Finland's landscapes are a glorious variation on the themes of forest and water, where the comforts of modern life are never far away. Yet each region has its distinct character, from the wilds of Lapland to the inspiring lakes of the East and the archipelagos of the South-West. Finland is full of interesting contrasts, such as the four seasons, the midnight sun and the long winter nights and the different cultural heritages of the Eastern and Western parts of the country.
The Republic of Finland is a Nordic country situated in the Fennoscandian region of northern Europe. It borders Sweden on the west, Russia on the east, and Norway on the north, while Estonia lies to its south across the Gulf of Finland. The capital city is Helsinki.
Around 5.3 million people reside in Finland, with the majority concentrated in the southern part of the country. Finland is the most sparsely populated country in the European Union.
Finland is a country of thousands of lakes and islands 187,888 lakes and 179,584 islands. The Finnish landscape is mostly flat with few hills, and its highest point, the Halti at 1,324 metres, is found in the extreme north of Lapland at the border between Finland and Norway.
Finland is one of the few countries in the world whose surface area is still growing. Owing to the post-glacial rebound that has been taking place since the last ice age, the surface area of the country is growing by about 7 square kilometres a year.

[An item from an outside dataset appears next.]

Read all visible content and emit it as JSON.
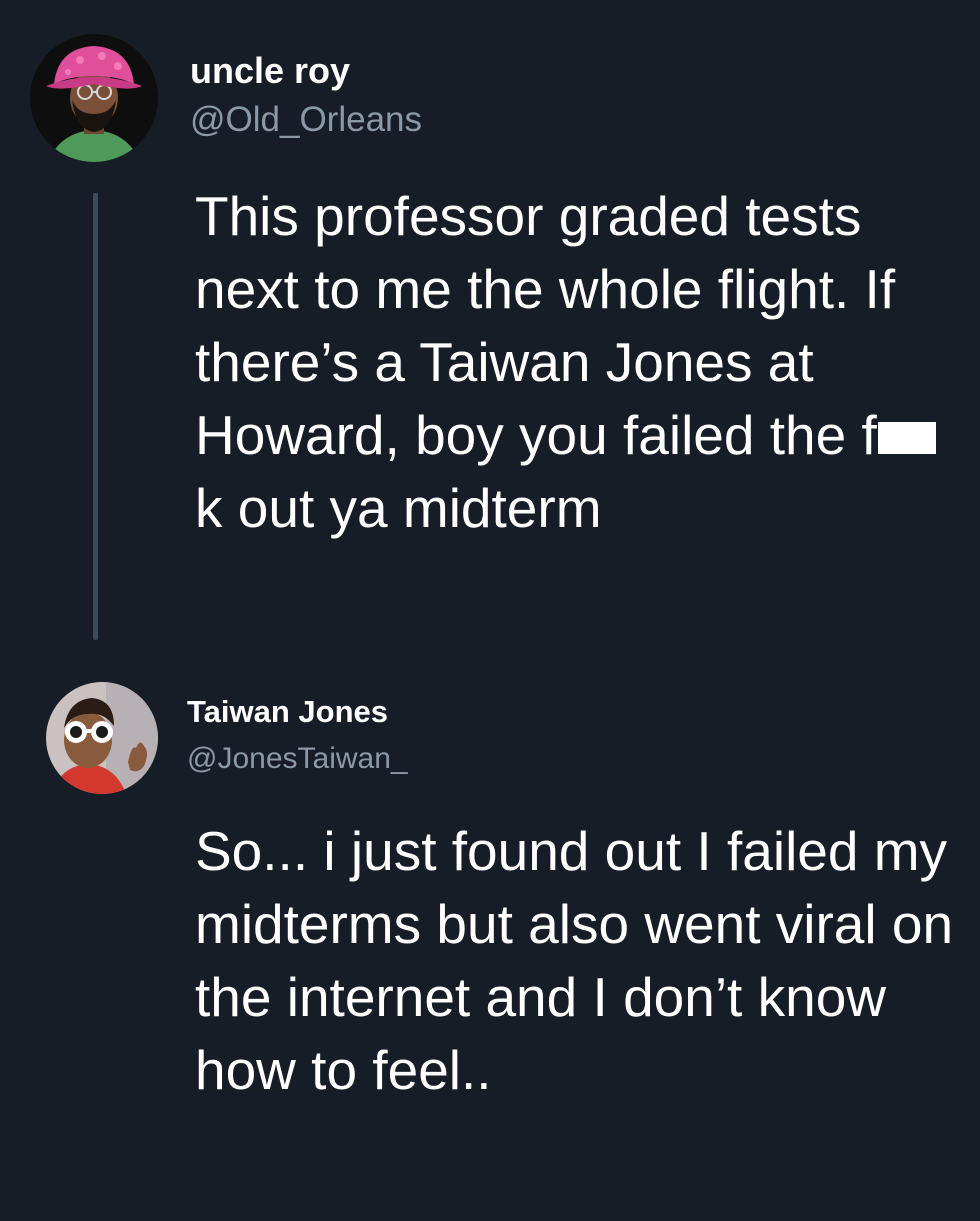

The distance from the most Southern point Hanko to the most northern point of Finland Nuorgam is 1,445 kilometres driving distance, which would take approximately 18.5 hours to drive. This is very similar to Great Britain (Land's End to John o' Groats).
Winters of southern Finland are usually 4 to 5 months long and the snow covers the land about 4 months of every year. The coldest winter days of southern Finland are usually -20C, and the warmest days of July and early August can be 25C to 30C. Summers in the southern Finland last 4 months (from mid-May to mid-September). In Northern Finland, a subarctic climate dominates, characterized by cold, occasionally severe winters and relatively warm summers. Winters in north Finland are nearly 7 months long. Summers in the north are quite short, only 2 to 3 months. The highest temperatures on the warmest summer days of July, are rarely above 20C to 25C.